Condamnation à 32 600 ₪ pour des avis Google diffamatoires sur des lunettes
Un tribunal de Tel-Aviv a condamné un couple à verser 32 600 ₪ pour diffamation après la publication d'avis Google mensongers et d'invectives à l'encontre d'un opticien suite à un litige sur des lunettes.

Une cliente ayant acheté des lunettes de vue coûteuses et cherché à annuler sa commande s'est lancée dans une bataille judiciaire qui s'est soldée par de lourd frais. La femme et son partenaire avaient commandé des verres progressifs sur mesure d'une valeur de 9 000 ₪, mais s'étaient rétractés le lendemain, avant même de recevoir la marchandise. Le propriétaire du magasin ayant refusé d'annuler la commande personnalisée, l'affaire a donné lieu à une série de procédures judiciaires, s'achevant par un jugement du tribunal de paix de Tel-Aviv-Jaffa condamnant le couple à verser 32 600 ₪ de dommages et intérêts pour diffamation.
L'achat a eu lieu il y a environ six ans. La cliente prétendait avoir été incitée à effectuer cet achat malgré son intention de consacrer cette somme à des soins médicaux pour son conjoint. Le commerçant a expliqué que les verres fabriqués sur commande ne pouvaient être annulés. Mécontente, la cliente a multiplié les démarches, saisissant l'Autorité de protection du consommateur — qui a rejeté sa plainte — puis perdant successivement devant la juridiction de proximité et le tribunal de district.

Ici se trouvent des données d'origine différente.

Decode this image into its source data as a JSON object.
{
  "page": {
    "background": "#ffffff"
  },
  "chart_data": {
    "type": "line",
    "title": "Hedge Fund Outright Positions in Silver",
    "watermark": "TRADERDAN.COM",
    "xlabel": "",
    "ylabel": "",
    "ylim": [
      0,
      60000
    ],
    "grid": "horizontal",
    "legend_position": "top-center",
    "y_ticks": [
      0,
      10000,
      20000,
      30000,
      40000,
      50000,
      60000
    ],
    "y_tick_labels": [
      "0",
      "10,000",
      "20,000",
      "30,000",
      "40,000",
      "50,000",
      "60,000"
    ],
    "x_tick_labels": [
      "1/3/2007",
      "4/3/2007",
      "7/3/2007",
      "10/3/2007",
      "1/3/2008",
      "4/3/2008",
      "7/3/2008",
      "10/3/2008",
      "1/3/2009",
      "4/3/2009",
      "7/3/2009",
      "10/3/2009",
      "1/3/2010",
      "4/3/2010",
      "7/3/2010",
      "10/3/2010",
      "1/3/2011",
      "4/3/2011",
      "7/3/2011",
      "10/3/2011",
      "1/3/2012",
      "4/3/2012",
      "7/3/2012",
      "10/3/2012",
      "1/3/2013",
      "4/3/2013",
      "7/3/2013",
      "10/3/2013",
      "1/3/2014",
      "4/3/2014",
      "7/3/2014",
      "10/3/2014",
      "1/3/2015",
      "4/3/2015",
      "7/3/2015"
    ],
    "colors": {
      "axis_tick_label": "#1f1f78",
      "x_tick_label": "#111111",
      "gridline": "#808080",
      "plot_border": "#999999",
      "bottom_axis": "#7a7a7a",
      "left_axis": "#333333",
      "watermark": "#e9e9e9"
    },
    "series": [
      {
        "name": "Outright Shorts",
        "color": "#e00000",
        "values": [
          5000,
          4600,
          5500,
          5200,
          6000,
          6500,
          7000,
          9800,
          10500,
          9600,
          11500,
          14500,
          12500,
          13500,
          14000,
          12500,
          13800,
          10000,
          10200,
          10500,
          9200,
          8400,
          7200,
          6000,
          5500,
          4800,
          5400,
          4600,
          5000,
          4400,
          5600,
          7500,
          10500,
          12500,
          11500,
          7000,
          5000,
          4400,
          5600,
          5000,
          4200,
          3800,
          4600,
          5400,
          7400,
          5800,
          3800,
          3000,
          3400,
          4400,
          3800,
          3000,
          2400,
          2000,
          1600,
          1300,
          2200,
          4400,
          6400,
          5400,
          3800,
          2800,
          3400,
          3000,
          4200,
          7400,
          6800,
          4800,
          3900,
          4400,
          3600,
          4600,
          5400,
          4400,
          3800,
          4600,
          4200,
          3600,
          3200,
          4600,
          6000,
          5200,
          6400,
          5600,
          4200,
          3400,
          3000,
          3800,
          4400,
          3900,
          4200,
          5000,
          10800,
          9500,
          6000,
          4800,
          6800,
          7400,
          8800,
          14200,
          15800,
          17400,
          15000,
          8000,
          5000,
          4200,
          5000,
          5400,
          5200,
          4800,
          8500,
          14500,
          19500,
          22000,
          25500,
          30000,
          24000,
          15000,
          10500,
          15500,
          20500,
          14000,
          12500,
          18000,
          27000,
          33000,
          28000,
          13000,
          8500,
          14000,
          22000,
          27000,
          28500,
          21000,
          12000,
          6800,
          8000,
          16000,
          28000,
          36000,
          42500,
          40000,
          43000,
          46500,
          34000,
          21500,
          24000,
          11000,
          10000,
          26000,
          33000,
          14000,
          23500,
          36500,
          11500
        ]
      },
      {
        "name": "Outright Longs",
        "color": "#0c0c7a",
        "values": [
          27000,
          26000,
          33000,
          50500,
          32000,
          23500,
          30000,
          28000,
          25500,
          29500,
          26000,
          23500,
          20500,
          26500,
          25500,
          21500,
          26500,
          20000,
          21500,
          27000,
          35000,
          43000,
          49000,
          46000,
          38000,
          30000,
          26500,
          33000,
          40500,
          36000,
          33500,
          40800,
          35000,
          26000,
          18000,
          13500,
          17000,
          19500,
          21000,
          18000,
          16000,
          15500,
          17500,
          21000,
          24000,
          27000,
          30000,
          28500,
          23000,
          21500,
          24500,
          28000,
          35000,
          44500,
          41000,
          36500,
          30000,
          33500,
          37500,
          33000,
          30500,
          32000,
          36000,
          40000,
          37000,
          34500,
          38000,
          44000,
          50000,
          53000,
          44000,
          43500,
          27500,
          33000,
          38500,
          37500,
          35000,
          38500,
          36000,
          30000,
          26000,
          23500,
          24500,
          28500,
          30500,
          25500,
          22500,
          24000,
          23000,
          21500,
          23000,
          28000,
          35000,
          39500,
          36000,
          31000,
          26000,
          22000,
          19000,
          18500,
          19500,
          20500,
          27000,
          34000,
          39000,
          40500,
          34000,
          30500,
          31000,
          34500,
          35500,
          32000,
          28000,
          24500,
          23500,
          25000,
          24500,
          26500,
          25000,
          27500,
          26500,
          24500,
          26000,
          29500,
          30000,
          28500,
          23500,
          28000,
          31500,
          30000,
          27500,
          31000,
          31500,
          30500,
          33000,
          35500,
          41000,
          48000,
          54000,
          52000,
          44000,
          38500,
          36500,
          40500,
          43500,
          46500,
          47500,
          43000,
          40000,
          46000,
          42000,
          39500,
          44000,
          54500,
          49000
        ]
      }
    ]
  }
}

Avis Google et Poursuites en Diffamation
En parallèle des procédures, le couple a publié trois avis négatifs sur Google à l'encontre du commerce, attribuant une seule étoile et qualifiant le propriétaire de « escroc » et de « criminel » en présence d'autres clients. Le propriétaire a alors intenté une action en diffamation pour ces publications et insultes.
Le juge Guy Heyman a donné raison au plaignant, estimant que les accusations étaient fausses et formulées de mauvaise foi. Le tribunal a souligné que qualifier quelqu'un de « criminel » ou d'« escroc » constituait une présentation de faits mensongers et non une simple opinion subjective.
« Les défendeurs ont rédigé leurs publications comme s'il s'agissait de faits. Ils n'ont pas cherché à exprimer une opinion. Le terme 'escroc' dans ce contexte n'est pas un sentiment, et 'criminel' n'est pas une opinion », a souligné le juge dans son verdict.
Lourde Sanction Financière
Après avoir examiné la situation personnelle du couple, le tribunal les a condamnés solidairement au paiement de 32 600 ₪ incluant les indemnités et les frais de justice au profit de l'entreprise.